Ten chairman David Gordon has used the network's AGM to hit out at the plague of 'fake news' and called for social media platforms such as Facebook to be held accountable.
He also voiced ongoing concerns over the “old-fashioned” and prohibitive licence fees that the Australian television industry is subject to, calling on government to “urgently dismantle” current regulations that are making Australian media companies “less competitive in a global, converged market”.
He called fake news “lies and deception” and while he didn't single out Facebook by name, he said it is not acceptable for social media platforms and online businesses to claim they are unable to ensure the truth is delivered on their sites.
“For those businesses, as for ours, nothing less than the truth should be acceptable. More so, given the size of their audiences, their global impact and the fact that they are almost entirely unregulated, we should hold them to an even higher standard,” he says.
“If they choose to be media businesses, as they have, then they have a responsibility to their stockholders, to their employees, to their advertisers and to all of us – and we should all hold them accountable.”
When it comes to media reform, he was outspoken.
He pointed out that Australian broadcasters pay 115 times more than US counterparts when it comes to licence fees, and 20 times the UK, at 3.38% of gross advertising revenue.
He believes Australian media should be paying the equivalent of the UK – the most comparable market – which pays 0.18% of ad revenue in fees.
Investing in local content is “the most powerful weapon” Australian media and content producers have against global competitors, he says, but they are hamstrung due to high rates and fees, which gives international players, which do not have to pay them, an unfair leg up.

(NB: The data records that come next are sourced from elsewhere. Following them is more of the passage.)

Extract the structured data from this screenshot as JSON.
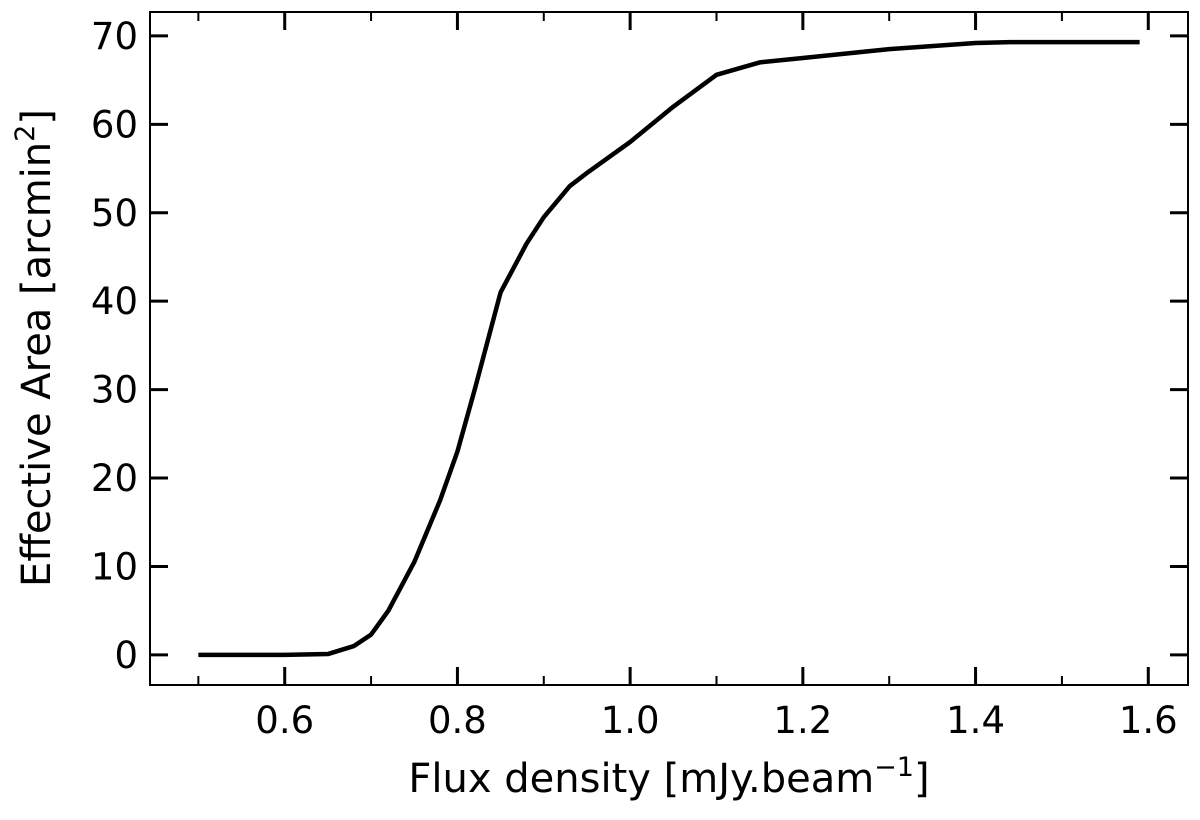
{
  "chart_data": {
    "type": "line",
    "xlabel": {
      "text": "Flux density [mJy.beam",
      "sup": "−1",
      "end": "]"
    },
    "ylabel": {
      "text": "Effective Area [arcmin",
      "sup": "2",
      "end": "]"
    },
    "x": [
      0.5,
      0.6,
      0.65,
      0.68,
      0.7,
      0.72,
      0.75,
      0.78,
      0.8,
      0.82,
      0.85,
      0.88,
      0.9,
      0.93,
      0.95,
      1.0,
      1.05,
      1.1,
      1.15,
      1.2,
      1.3,
      1.4,
      1.44,
      1.5,
      1.59
    ],
    "series": [
      {
        "color": "#000000",
        "values": [
          0,
          0,
          0.1,
          1,
          2.3,
          5,
          10.5,
          17.5,
          23,
          30,
          41,
          46.5,
          49.5,
          53,
          54.5,
          58,
          62,
          65.6,
          67,
          67.5,
          68.5,
          69.2,
          69.3,
          69.3,
          69.3
        ]
      }
    ],
    "xlim": [
      0.444,
      1.646
    ],
    "ylim": [
      -3.4,
      72.7
    ],
    "xticks": [
      0.6,
      0.8,
      {
        "value": 1,
        "label": "1.0"
      },
      1.2,
      1.4,
      1.6
    ],
    "xminorticks": [
      0.5,
      0.7,
      0.9,
      1.1,
      1.3,
      1.5
    ],
    "yticks": [
      0,
      10,
      20,
      30,
      40,
      50,
      60,
      70
    ]
  }
}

He said: “Global technology media companies are having a field day in Australia … they dominate digital advertising revenue growth, which continues at astonishing rates. They are unregulated. They currently pay little, if any, tax in Australia despite taking billions of advertising dollars out of this market every year. They fund little, if any, Australian content.

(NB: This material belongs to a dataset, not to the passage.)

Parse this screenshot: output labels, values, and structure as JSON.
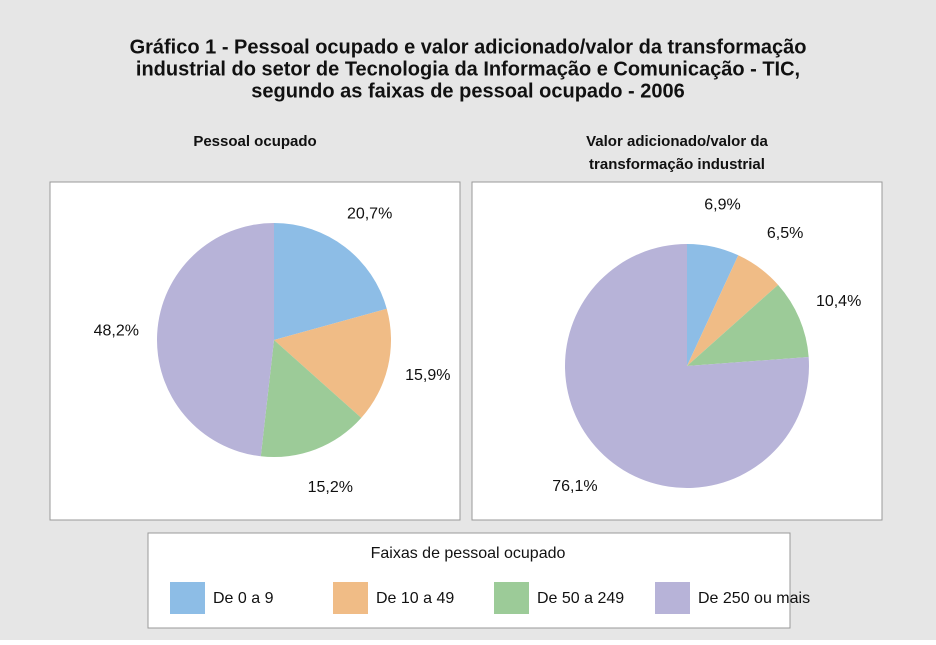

“They do not employ journalists or news crews and they do not provide training for Australians looking for a career in the industry. In some cases, they do not have a single employee in Australia. We want to be competitive and agile and innovative. We want that for our industry and for TEN’s shareholders, content and advertising partners, and staff. And we want a competitive Australia.

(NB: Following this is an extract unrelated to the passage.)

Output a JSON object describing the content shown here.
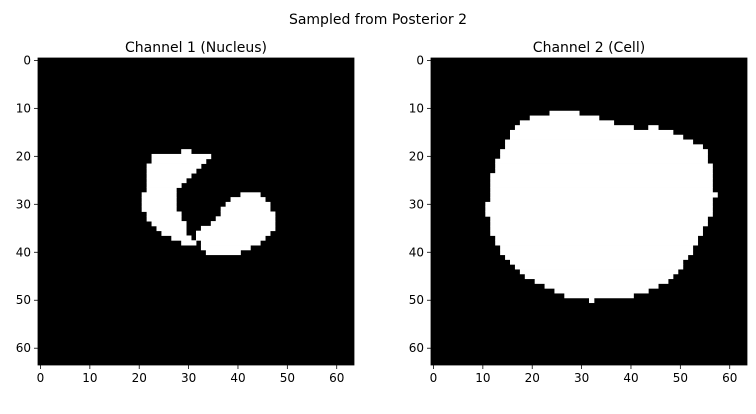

“We are not afraid of competition. We face fierce competitors every single day of the year – in the television industry and across the broader media and entertainment sector. We are not asking for special treatment. We are simply asking for fair rules and a level playing field, for a business environment in which all players are treated equally and an environment in which our local industry is not disadvantaged.”
“Meanwhile, TEN must compete with these players while continuing to pay this old-fashioned “super tax” on top of our corporate taxes and in addition to meeting heavy content obligations and complying with multiple layers of additional regulation that govern almost every aspect of our operation.”
The argument is not new, and government is in the process of addressing media reform. Earlier this month, Senator Mitch Fifield's proposals passed through the lower house of Parliament.
Gordon also outlined progress Ten has made in the year including “strong revenue growth in a soft television advertising market” and its first positive earnings before interest, tax, depreciation and amortisation since 2013.
The positive financials, he said, were achieved despite the “onerous and archaic” regulatory environment.